The Epsom and St Helier Trust have announced "record numbers" of patients during 2015, an increase on 2014's figures of "over 11,000". See the press release here.
KOSHH commends the hard work of the excellent staff at Epsom and St Helier in coping with this increase.
It is important to remember that early 2015 saw a massive increase in A&E attendances over the winter period (link here), for which the tariff paid to Trusts actually decreases per patient, once a certain number of patients have been seen. Essentially, this means that the hospital is being financially punished for treating "too many" people. This is a good demonstration of why the market based "budgetary control" system is nonsense.

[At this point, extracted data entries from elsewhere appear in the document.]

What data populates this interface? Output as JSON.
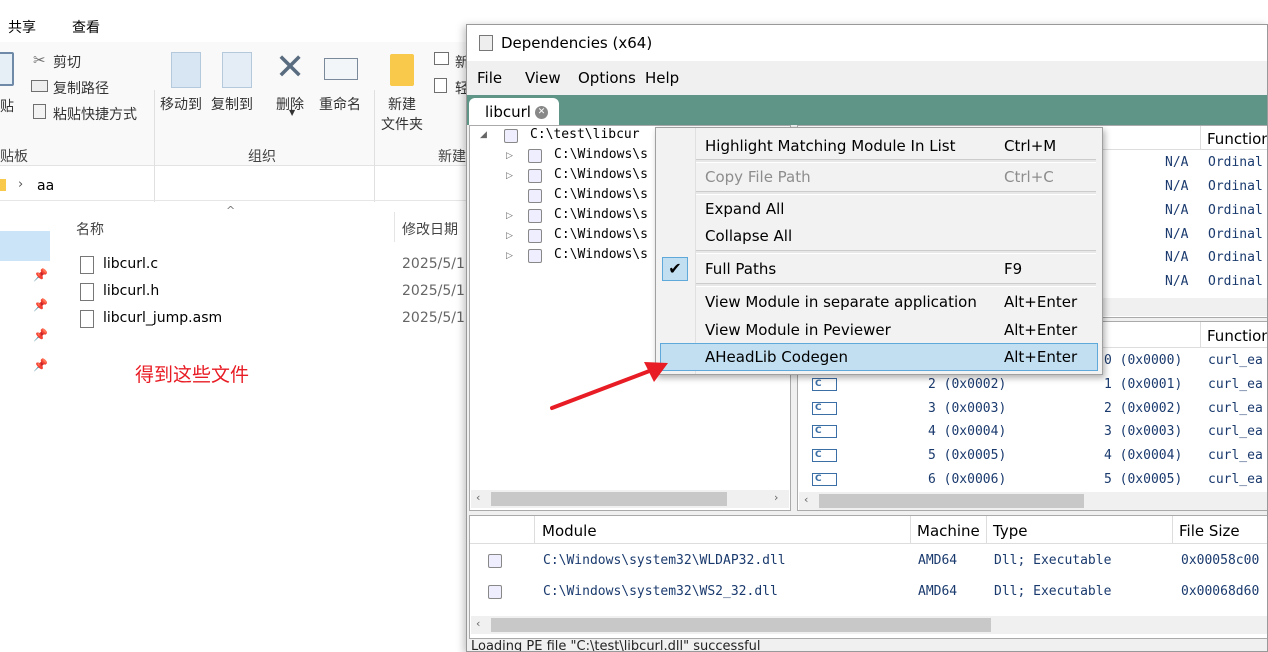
{
  "explorer": {
    "ribbon_tabs": [
      "共享",
      "查看"
    ],
    "clipboard": {
      "paste_fragment": "贴",
      "cut": "剪切",
      "copy_path": "复制路径",
      "paste_shortcut": "粘贴快捷方式",
      "group_fragment": "贴板"
    },
    "organize": {
      "move_to": "移动到",
      "copy_to": "复制到",
      "delete": "删除",
      "rename": "重命名",
      "group": "组织"
    },
    "new": {
      "new_folder_line1": "新建",
      "new_folder_line2": "文件夹",
      "new_item_fragment": "新",
      "easy_access_fragment": "轻",
      "group_fragment": "新建"
    },
    "address": {
      "folder": "aa"
    },
    "columns": {
      "name": "名称",
      "modified": "修改日期"
    },
    "files": [
      {
        "name": "libcurl.c",
        "date": "2025/5/1"
      },
      {
        "name": "libcurl.h",
        "date": "2025/5/1"
      },
      {
        "name": "libcurl_jump.asm",
        "date": "2025/5/1"
      }
    ],
    "note": "得到这些文件"
  },
  "dependencies": {
    "title": "Dependencies (x64)",
    "menu": [
      "File",
      "View",
      "Options",
      "Help"
    ],
    "tab": "libcurl",
    "tree": {
      "root": "C:\\test\\libcur",
      "children": [
        "C:\\Windows\\s",
        "C:\\Windows\\s",
        "C:\\Windows\\s",
        "C:\\Windows\\s",
        "C:\\Windows\\s",
        "C:\\Windows\\s"
      ]
    },
    "imports": {
      "header_function": "Function",
      "rows": [
        {
          "hint": "N/A",
          "func": "Ordinal"
        },
        {
          "hint": "N/A",
          "func": "Ordinal"
        },
        {
          "hint": "N/A",
          "func": "Ordinal"
        },
        {
          "hint": "N/A",
          "func": "Ordinal"
        },
        {
          "hint": "N/A",
          "func": "Ordinal"
        },
        {
          "hint": "N/A",
          "func": "Ordinal"
        }
      ]
    },
    "exports": {
      "header_function": "Function",
      "rows": [
        {
          "ordinal": "",
          "hint": "0 (0x0000)",
          "func": "curl_ea"
        },
        {
          "ordinal": "2 (0x0002)",
          "hint": "1 (0x0001)",
          "func": "curl_ea"
        },
        {
          "ordinal": "3 (0x0003)",
          "hint": "2 (0x0002)",
          "func": "curl_ea"
        },
        {
          "ordinal": "4 (0x0004)",
          "hint": "3 (0x0003)",
          "func": "curl_ea"
        },
        {
          "ordinal": "5 (0x0005)",
          "hint": "4 (0x0004)",
          "func": "curl_ea"
        },
        {
          "ordinal": "6 (0x0006)",
          "hint": "5 (0x0005)",
          "func": "curl_ea"
        }
      ]
    },
    "modules": {
      "headers": {
        "module": "Module",
        "machine": "Machine",
        "type": "Type",
        "size": "File Size"
      },
      "rows": [
        {
          "module": "C:\\Windows\\system32\\WLDAP32.dll",
          "machine": "AMD64",
          "type": "Dll; Executable",
          "size": "0x00058c00"
        },
        {
          "module": "C:\\Windows\\system32\\WS2_32.dll",
          "machine": "AMD64",
          "type": "Dll; Executable",
          "size": "0x00068d60"
        }
      ]
    },
    "status": "Loading PE file \"C:\\test\\libcurl.dll\" successful"
  },
  "context_menu": {
    "items": [
      {
        "label": "Highlight Matching Module In List",
        "shortcut": "Ctrl+M"
      },
      {
        "label": "Copy File Path",
        "shortcut": "Ctrl+C"
      },
      {
        "label": "Expand All",
        "shortcut": ""
      },
      {
        "label": "Collapse All",
        "shortcut": ""
      },
      {
        "label": "Full Paths",
        "shortcut": "F9"
      },
      {
        "label": "View Module in separate application",
        "shortcut": "Alt+Enter"
      },
      {
        "label": "View Module in Peviewer",
        "shortcut": "Alt+Enter"
      },
      {
        "label": "AHeadLib Codegen",
        "shortcut": "Alt+Enter"
      }
    ]
  },
  "colors": {
    "tab_strip": "#5f9587",
    "highlight": "#c2dff1",
    "annotation_red": "#e81c24"
  }
}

Fundamentally, this statement illustrates beautifully why an "800 bed centre", as was leaked during the "Traingate" episode (see here, here, here and here) to be the chief executive's preferred replacement option for Epsom, St Helier and Queen Mary's hospitals is absolutely not a viable solution for people served by these hospitals currently.

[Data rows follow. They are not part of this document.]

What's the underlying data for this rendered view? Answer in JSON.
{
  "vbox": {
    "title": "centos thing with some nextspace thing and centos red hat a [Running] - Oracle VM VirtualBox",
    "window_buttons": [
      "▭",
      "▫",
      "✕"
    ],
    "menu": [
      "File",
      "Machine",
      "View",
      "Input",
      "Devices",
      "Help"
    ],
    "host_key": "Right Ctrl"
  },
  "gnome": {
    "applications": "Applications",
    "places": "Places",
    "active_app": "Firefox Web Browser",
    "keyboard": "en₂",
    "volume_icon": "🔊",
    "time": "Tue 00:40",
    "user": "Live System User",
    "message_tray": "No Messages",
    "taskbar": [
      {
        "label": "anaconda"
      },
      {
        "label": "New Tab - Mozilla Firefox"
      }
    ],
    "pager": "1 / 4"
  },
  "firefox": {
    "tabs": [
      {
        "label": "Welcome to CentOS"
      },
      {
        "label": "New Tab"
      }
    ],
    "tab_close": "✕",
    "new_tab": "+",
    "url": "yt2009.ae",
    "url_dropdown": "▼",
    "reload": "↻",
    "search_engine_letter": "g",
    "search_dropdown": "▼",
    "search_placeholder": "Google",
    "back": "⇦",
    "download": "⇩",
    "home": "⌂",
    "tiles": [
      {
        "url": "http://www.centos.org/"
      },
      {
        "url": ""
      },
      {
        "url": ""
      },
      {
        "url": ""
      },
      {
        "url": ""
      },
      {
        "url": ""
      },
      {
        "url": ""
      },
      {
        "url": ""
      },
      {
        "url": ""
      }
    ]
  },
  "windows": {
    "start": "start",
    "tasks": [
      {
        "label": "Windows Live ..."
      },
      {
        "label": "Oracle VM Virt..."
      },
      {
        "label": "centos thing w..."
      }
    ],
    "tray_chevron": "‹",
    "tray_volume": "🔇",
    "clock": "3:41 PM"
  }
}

The local CCGs and the Trust's own projections foresee an increase in demand, by 2020 which will require an extra 300 beds in addition to the existing 1,200 or so in order to maintain current capacity. To reduce bed numbers to 800 would clearly put lives at risk - The other trusts in the SW London sector certainly do not appear to have sufficient capacity to cover the shortfall.

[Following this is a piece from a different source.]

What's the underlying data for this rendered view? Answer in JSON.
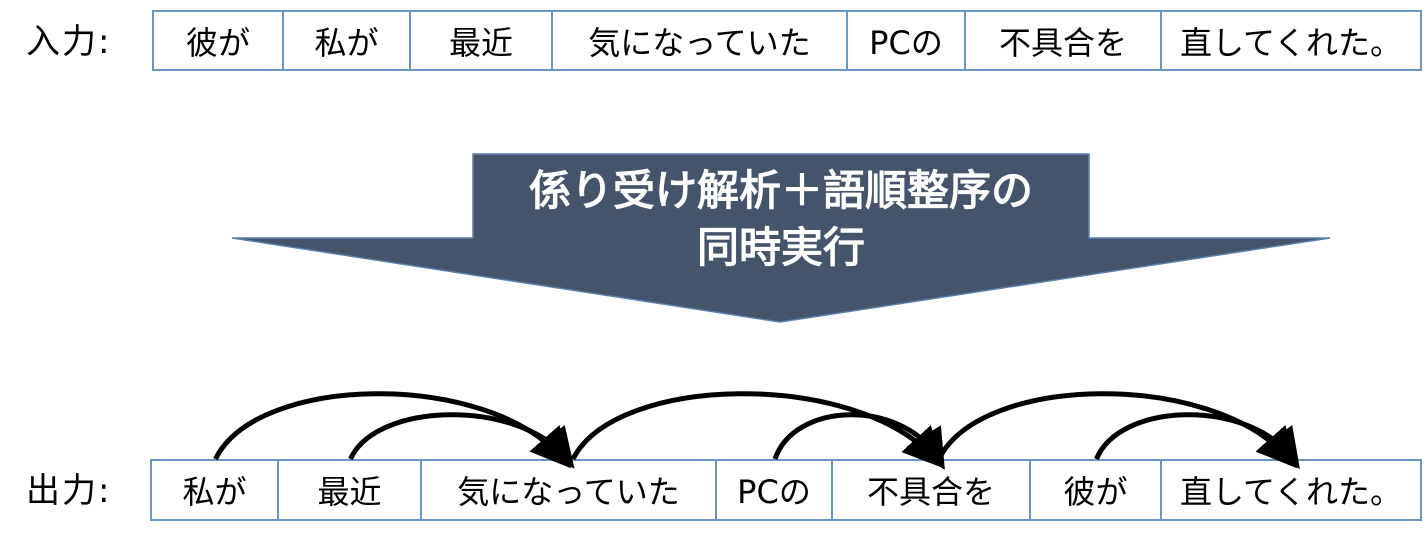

We are very pleased to hear that the trust has managed to recruit 303 nurses, but we note that this does not fill the 399 (22% of the total complement of the total nursing posts) vacancies within the trust which were recorded in July 2015. (see here). The trust has had to go abroad for a large part of this intake, and KOSHH understand that in many cases, more training than had been anticipated was required before the new staff could be fully utilised.
Going forward, it is important that we consider the government's plans to remove the nurses bursary (story here), meaning that training to be a nurse in this country will be an expensive affair, and therefore even less attractive - making recruiting local nurses even harder.